12 de janeiro de 2012

Kosmische Kosmetik XXXI

Uma história do Homem, da sua evolução e crescimento tecnológico. Eis o conceito de Planet of Man, o único legado deixado pelo projecto Code III. O objectivo é ambicioso, mas nada despropositado para a Alemanha de 1974. Klaus Schulze é o nome que sobressai nesta obra, mas foi o recatado Manfred Schunke, um animal de estúdio, o seu verdadeiro arquitecto.
Para levar a cabo este empreendimento, Schunke congregou, para além de Schulze no papel menos convencional de baterista, três amigos que se incumbiram das vozes e de ministrar os mais variados instrumentos. Da guitarra acústica à tambura indiana, passando pela omnipresente electrónica espacial, Planet of Man flui, elegíaco e cerrado, no seu próprio universo.
A narrativa sonora é sequencial e principia com Formations/The Genesis. A alegoria é perfeita, partindo de uma amálgama de electrónica cósmica e caótica, lentamente ordenada, ciclicamente depurada.

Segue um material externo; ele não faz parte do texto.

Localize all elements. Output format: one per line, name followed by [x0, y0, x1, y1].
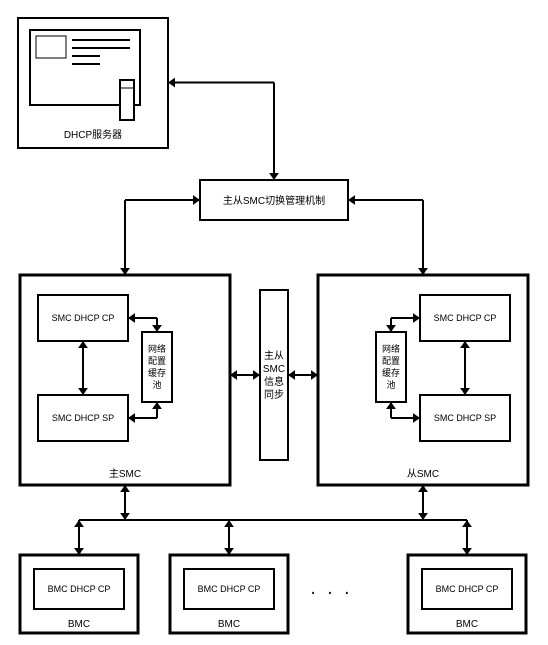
bmc-inner-label: BMC DHCP CP: [198, 584, 261, 594]
slave-smc-cache: [376, 332, 406, 402]
arrowhead: [74, 520, 84, 527]
vtext: 同步: [264, 389, 284, 401]
vtext: 缓存: [382, 367, 400, 378]
arrowhead: [269, 173, 279, 180]
arrowhead: [348, 195, 355, 205]
server-icon: [120, 80, 134, 120]
ellipsis: · · ·: [309, 586, 351, 602]
bmc-inner-label: BMC DHCP CP: [48, 584, 111, 594]
main-smc-label: 主SMC: [109, 468, 141, 480]
vtext: 池: [152, 379, 161, 390]
bmc-label: BMC: [456, 619, 478, 630]
slave-smc-label: 从SMC: [407, 469, 439, 480]
vtext: SMC: [263, 364, 285, 375]
slave-smc-sp-label: SMC DHCP SP: [434, 413, 496, 423]
vtext: 池: [386, 379, 395, 390]
arrowhead: [462, 520, 472, 527]
arrowhead: [120, 513, 130, 520]
bmc-inner-label: BMC DHCP CP: [436, 584, 499, 594]
vtext: 配置: [148, 356, 166, 366]
main-smc-sp-label: SMC DHCP SP: [52, 413, 114, 423]
main-smc-cache: [142, 332, 172, 402]
vtext: 网络: [382, 343, 400, 354]
bmc-label: BMC: [68, 619, 90, 630]
vtext: 信息: [264, 375, 284, 388]
dhcp-server-label: DHCP服务器: [64, 128, 122, 141]
vtext: 缓存: [148, 367, 166, 378]
switch-mgr-label: 主从SMC切换管理机制: [223, 194, 325, 207]
arrowhead: [253, 370, 260, 380]
vtext: 主从: [264, 350, 284, 362]
arrowhead: [224, 520, 234, 527]
vtext: 网络: [148, 343, 166, 354]
arrowhead: [168, 78, 175, 88]
slave-smc-cp-label: SMC DHCP CP: [434, 313, 497, 323]
arrowhead: [288, 370, 295, 380]
bmc-label: BMC: [218, 619, 240, 630]
arrowhead: [418, 513, 428, 520]
sync-box: [260, 290, 288, 460]
arrowhead: [193, 195, 200, 205]
main-smc-cp-label: SMC DHCP CP: [52, 313, 115, 323]
vtext: 配置: [382, 356, 400, 366]
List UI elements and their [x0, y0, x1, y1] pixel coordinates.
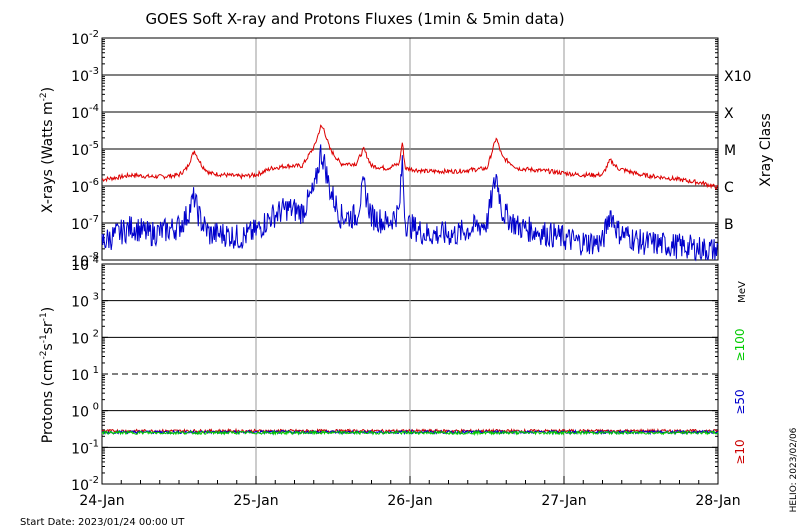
y-tick-label: 10 0: [71, 402, 99, 421]
series-line-long: [101, 124, 719, 190]
proton-ylabel-sup1: -2: [39, 351, 49, 360]
xray-class-label: B: [724, 217, 734, 233]
proton-ylabel-mid1: s: [40, 343, 56, 350]
x-tick-label: 26-Jan: [387, 493, 432, 509]
proton-ylabel-main: Protons (cm: [40, 360, 56, 444]
start-date-label: Start Date: 2023/01/24 00:00 UT: [20, 517, 185, 528]
x-tick-label: 27-Jan: [541, 493, 586, 509]
energy-label-proton_50: ≥50: [733, 389, 747, 414]
y-tick-label: 10-2: [71, 475, 99, 494]
xray-panel: 10-8 10-7 10-6 10-5 10-4 10-3 10-2 B C M X X10: [71, 29, 751, 270]
series-line-short: [101, 144, 719, 262]
y-tick-label: 10-2: [71, 29, 99, 48]
y-tick-label: 10 2: [71, 328, 99, 347]
x-tick-label: 28-Jan: [695, 493, 740, 509]
xray-class-axis-label: Xray Class: [758, 113, 774, 187]
energy-label-proton_100: ≥100: [733, 329, 747, 362]
xray-class-label: X: [724, 106, 734, 122]
xray-ylabel-main: X-rays (Watts m: [40, 101, 56, 213]
xray-y-axis-label: X-rays (Watts m-2): [39, 87, 56, 213]
y-tick-label: 10-4: [71, 103, 99, 122]
chart-title: GOES Soft X-ray and Protons Fluxes (1min…: [145, 10, 564, 28]
proton-y-axis-label: Protons (cm-2s-1sr-1): [39, 307, 56, 443]
energy-unit-label: MeV: [737, 281, 748, 303]
y-tick-label: 10 4: [71, 255, 99, 274]
xray-ylabel-close: ): [40, 87, 56, 92]
xray-class-label: X10: [724, 69, 751, 85]
x-tick-label: 25-Jan: [233, 493, 278, 509]
y-tick-label: 10-3: [71, 66, 99, 85]
x-tick-label: 24-Jan: [79, 493, 124, 509]
xray-class-label: M: [724, 143, 736, 159]
energy-label-proton_10: ≥10: [733, 439, 747, 464]
y-tick-label: 10 1: [71, 365, 99, 384]
y-tick-label: 10-7: [71, 214, 99, 233]
x-axis: 24-Jan 25-Jan 26-Jan 27-Jan 28-Jan: [79, 476, 741, 509]
proton-ylabel-mid2: sr: [40, 321, 56, 334]
proton-ylabel-close: ): [40, 307, 56, 312]
series-line-p100: [101, 429, 719, 436]
y-tick-label: 10-1: [71, 438, 99, 457]
y-tick-label: 10-5: [71, 140, 99, 159]
proton-ylabel-sup2: -1: [39, 334, 49, 343]
proton-ylabel-sup3: -1: [39, 312, 49, 321]
xray-class-label: C: [724, 180, 734, 196]
y-tick-label: 10 3: [71, 292, 99, 311]
xray-ylabel-sup: -2: [39, 92, 49, 101]
y-tick-label: 10-6: [71, 177, 99, 196]
side-stamp-label: HELIO: 2023/02/06: [789, 427, 799, 512]
y-tick-label: 10-8: [71, 251, 99, 270]
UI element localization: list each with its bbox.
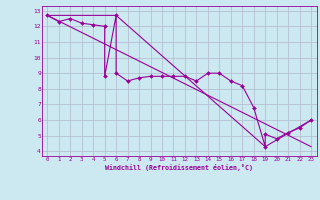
X-axis label: Windchill (Refroidissement éolien,°C): Windchill (Refroidissement éolien,°C) (105, 164, 253, 171)
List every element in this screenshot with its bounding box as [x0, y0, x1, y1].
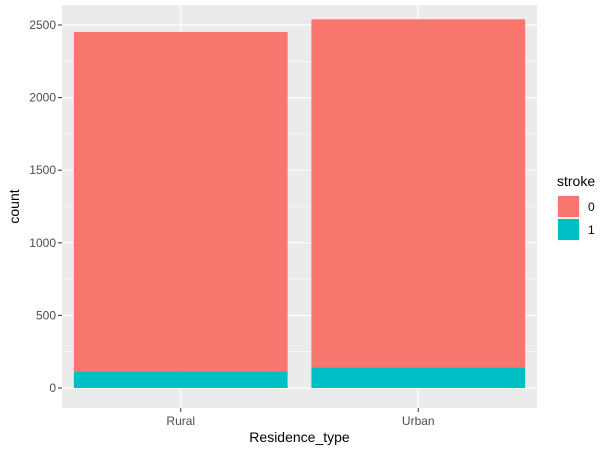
legend: stroke 0 1 — [557, 173, 595, 241]
y-tick-label: 2000 — [29, 91, 56, 105]
bars — [73, 19, 526, 388]
x-axis-title: Residence_type — [249, 429, 350, 445]
legend-key-1 — [558, 219, 579, 240]
bar-rural-stroke-0 — [73, 31, 288, 372]
x-tick-label: Rural — [166, 414, 195, 428]
y-tick-label: 0 — [49, 381, 56, 395]
y-axis-title: count — [6, 189, 22, 223]
legend-key-0 — [558, 196, 579, 217]
bar-urban-stroke-0 — [311, 19, 526, 368]
y-axis: 0 500 1000 1500 2000 2500 — [29, 18, 62, 395]
legend-title: stroke — [557, 173, 595, 189]
x-tick-label: Urban — [402, 414, 435, 428]
bar-urban-stroke-1 — [311, 367, 526, 388]
y-tick-label: 1000 — [29, 236, 56, 250]
bar-rural-stroke-1 — [73, 371, 288, 388]
legend-label: 1 — [588, 223, 595, 237]
y-tick-label: 1500 — [29, 163, 56, 177]
y-tick-label: 500 — [36, 308, 56, 322]
y-tick-label: 2500 — [29, 18, 56, 32]
x-axis: Rural Urban — [166, 408, 435, 428]
legend-label: 0 — [588, 200, 595, 214]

Estranhas vozes ecoam e o espaço sem vida cede aos sons de uma natureza edénica e incorrupta. Ouvem-se pássaros, o mar, e uma guitarra entra de mansinho. Flauta e voz harmonizam-se depois para criar um todo envolvente e ensopado em psicadelismo folk. Segue-se Dawn of an Era, de paladar menos doce após o idílio que a precedeu e assente num tribalismo primário e denso. É notório o retrato das primeiras civilizações, talhado com rudeza, batuques com arritmia e cantos ritualísticos. Transparece uma aura de comunicação elementar com o sagrado.

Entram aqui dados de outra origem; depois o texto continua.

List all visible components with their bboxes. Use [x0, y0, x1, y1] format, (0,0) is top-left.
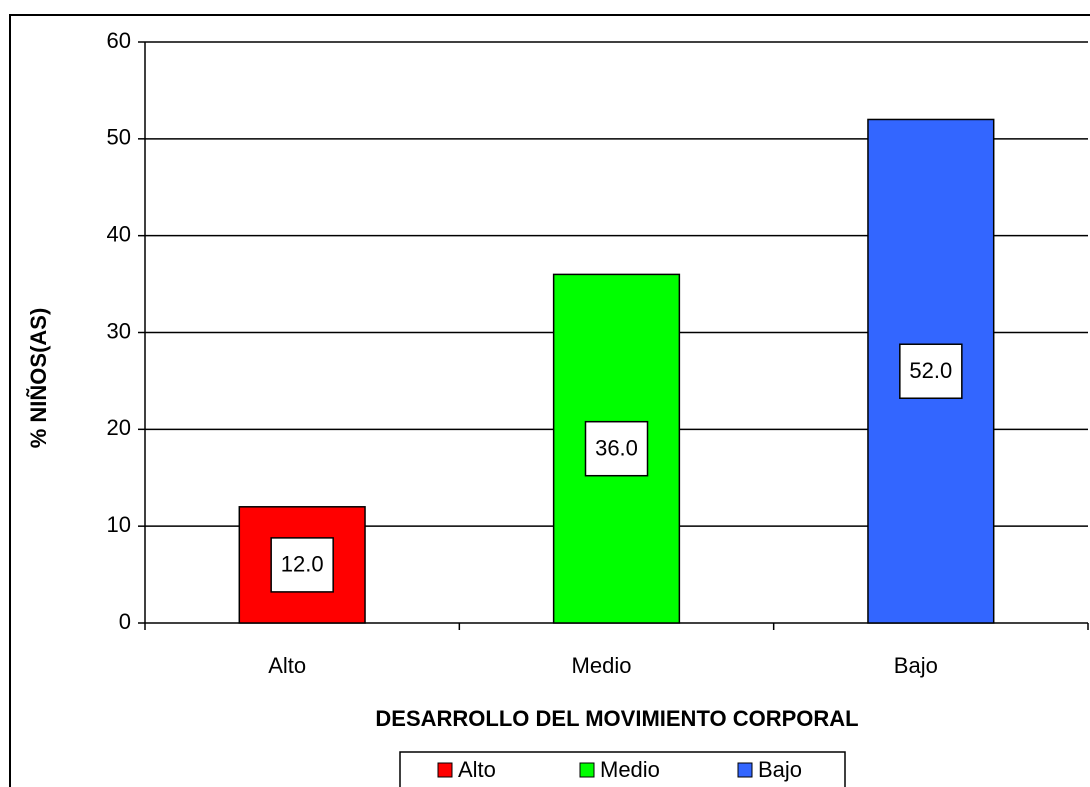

O álbum termina com outra dupla: Countdown/Phoenix Rising. Somos recebidos por uma raga, hipnótica, conjugada a vozes que entram e saem sucessivamente, colocando a desordem sobre a serenidade. Uma mudança brusca e somos banhados numa espécie de dub cósmico, primeiro a meio-gás e depois acelerado. Uma voz feminina entoa palavras ininteligíveis, uma voz masculina esmaga-a sem aviso. O que se ouve nestes minutos é indecifrável e quase indescritível. Chamemos-lhe apenas fabuloso. Se pretende ser o som de uma sociedade à beira do desmoronamento, consegue-o brilhantemente.

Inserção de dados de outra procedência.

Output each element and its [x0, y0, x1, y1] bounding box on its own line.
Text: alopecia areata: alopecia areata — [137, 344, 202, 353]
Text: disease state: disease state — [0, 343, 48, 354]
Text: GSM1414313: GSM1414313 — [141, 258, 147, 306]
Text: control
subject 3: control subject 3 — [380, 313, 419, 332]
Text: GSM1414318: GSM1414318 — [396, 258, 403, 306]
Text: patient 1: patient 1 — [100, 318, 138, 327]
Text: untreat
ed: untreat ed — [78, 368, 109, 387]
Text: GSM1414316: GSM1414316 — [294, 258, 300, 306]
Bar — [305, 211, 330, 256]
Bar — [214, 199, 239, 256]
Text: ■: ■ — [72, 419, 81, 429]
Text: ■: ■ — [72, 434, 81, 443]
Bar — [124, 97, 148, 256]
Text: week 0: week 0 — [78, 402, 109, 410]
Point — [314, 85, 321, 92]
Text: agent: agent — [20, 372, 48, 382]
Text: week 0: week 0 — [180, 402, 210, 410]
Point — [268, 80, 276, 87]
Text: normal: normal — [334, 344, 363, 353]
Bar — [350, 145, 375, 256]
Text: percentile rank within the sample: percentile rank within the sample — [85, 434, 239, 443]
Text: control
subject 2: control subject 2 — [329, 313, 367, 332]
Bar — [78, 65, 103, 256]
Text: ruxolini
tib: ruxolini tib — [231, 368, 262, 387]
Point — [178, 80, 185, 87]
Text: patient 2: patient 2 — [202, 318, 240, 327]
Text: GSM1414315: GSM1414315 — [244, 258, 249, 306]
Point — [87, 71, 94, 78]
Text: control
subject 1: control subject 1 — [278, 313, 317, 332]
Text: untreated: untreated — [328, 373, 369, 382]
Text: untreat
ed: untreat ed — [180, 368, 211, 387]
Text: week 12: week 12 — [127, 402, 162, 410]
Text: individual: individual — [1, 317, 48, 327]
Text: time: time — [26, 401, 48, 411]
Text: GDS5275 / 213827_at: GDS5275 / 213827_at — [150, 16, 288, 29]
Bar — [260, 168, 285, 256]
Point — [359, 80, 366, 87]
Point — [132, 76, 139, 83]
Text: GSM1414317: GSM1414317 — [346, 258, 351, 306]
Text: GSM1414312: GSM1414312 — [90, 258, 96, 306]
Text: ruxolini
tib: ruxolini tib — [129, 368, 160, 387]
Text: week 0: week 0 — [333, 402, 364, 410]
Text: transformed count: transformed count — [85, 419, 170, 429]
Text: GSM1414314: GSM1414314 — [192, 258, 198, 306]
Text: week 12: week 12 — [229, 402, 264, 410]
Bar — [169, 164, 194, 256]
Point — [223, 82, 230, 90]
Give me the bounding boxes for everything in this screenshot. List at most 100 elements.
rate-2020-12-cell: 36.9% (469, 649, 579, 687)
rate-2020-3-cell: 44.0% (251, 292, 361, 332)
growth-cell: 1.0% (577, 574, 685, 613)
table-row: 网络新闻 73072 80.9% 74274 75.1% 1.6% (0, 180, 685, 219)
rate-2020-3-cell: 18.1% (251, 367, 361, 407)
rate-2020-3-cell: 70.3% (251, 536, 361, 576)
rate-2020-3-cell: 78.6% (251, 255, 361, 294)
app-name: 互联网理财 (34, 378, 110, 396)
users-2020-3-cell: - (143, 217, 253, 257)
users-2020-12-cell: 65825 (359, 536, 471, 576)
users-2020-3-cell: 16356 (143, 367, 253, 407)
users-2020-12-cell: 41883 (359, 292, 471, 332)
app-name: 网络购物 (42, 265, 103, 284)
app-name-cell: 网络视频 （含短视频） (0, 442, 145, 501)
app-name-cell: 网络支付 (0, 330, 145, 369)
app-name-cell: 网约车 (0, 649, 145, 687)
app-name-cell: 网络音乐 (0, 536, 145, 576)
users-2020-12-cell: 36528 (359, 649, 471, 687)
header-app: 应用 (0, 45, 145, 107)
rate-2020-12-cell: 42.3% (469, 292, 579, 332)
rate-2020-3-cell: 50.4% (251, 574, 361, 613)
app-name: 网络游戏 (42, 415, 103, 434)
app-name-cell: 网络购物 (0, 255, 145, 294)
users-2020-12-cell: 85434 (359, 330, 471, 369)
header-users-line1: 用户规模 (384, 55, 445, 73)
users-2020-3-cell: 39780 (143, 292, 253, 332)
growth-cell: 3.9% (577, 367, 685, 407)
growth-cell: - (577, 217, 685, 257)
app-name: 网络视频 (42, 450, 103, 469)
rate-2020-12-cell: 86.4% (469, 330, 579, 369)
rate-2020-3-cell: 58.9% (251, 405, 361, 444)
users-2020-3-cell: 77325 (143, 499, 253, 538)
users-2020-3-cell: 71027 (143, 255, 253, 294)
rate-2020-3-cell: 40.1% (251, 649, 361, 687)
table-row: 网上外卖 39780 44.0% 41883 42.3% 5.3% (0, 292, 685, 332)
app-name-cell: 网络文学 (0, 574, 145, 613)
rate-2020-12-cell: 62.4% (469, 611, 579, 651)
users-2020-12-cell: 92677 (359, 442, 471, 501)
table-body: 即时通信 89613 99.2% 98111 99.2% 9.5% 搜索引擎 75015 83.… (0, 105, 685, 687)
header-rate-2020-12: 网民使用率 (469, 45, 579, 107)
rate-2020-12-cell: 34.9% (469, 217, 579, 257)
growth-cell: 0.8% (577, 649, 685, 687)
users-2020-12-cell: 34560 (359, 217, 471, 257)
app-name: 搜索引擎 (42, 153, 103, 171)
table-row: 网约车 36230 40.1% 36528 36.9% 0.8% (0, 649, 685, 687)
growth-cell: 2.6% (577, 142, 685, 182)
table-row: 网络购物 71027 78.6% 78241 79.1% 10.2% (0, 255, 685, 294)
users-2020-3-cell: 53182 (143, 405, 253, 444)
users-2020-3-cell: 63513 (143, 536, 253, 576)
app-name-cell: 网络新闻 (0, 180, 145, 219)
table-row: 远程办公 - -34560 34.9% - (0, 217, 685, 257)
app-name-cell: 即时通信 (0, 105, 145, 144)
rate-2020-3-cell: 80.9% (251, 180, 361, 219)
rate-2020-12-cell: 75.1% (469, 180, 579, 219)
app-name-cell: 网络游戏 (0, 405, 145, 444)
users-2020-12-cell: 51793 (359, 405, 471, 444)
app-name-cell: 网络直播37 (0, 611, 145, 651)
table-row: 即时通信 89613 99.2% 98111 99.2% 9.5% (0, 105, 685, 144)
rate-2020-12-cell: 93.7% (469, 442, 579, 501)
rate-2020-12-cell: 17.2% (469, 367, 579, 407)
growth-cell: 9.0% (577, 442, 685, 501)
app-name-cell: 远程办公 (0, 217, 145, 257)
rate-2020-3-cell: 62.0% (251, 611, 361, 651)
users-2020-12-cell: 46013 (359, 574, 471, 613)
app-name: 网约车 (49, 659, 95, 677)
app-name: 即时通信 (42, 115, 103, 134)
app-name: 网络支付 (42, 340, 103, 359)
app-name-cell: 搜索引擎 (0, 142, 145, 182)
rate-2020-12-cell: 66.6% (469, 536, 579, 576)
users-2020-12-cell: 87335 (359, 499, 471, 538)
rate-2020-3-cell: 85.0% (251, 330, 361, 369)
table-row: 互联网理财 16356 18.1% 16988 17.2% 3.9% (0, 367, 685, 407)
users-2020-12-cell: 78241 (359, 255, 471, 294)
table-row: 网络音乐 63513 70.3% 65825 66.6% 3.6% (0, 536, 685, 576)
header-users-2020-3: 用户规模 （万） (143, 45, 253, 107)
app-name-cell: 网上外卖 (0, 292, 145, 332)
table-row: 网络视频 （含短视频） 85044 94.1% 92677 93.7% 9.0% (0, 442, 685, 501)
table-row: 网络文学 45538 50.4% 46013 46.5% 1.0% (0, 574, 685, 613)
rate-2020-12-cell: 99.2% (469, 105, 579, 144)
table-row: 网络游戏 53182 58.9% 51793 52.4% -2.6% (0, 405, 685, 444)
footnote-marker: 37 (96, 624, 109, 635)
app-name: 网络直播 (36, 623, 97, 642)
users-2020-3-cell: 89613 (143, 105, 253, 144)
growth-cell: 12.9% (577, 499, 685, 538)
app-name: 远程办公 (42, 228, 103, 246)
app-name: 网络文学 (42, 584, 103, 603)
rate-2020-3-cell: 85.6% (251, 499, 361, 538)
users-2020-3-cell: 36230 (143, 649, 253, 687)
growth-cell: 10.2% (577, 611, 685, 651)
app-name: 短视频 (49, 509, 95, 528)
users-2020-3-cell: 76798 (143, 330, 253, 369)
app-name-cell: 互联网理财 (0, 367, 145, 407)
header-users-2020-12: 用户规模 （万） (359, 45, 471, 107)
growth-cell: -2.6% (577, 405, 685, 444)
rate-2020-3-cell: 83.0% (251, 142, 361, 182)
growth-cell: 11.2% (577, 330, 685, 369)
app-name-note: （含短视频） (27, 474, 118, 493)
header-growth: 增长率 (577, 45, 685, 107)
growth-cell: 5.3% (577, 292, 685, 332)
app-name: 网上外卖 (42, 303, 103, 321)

Outra clivagem súbita e o disco mergulha num silêncio escuro. As vozes que antes se ouviam com limpidez, surgem agora lamacentas, imersas num pântano sonoro. Aos poucos, vislumbra-se um despertar electrónico, um coração que bate frouxamente. E o disco termina com a simbólica fénix, majestosamente erguida, como o final de uma ópera cósmica.
Depois deste monumento, o nome Code III desvaneceu-se e Planet of Man singrou como disco de culto, um dos maiores marcos da kosmische musik mais aventureira e radical. É hoje considerado uma raridade, extremamente difícil de encontrar, mas imprescindível de possuir. Aos corajosos, recomendam-se headphones e ausência de luz para o ouvir.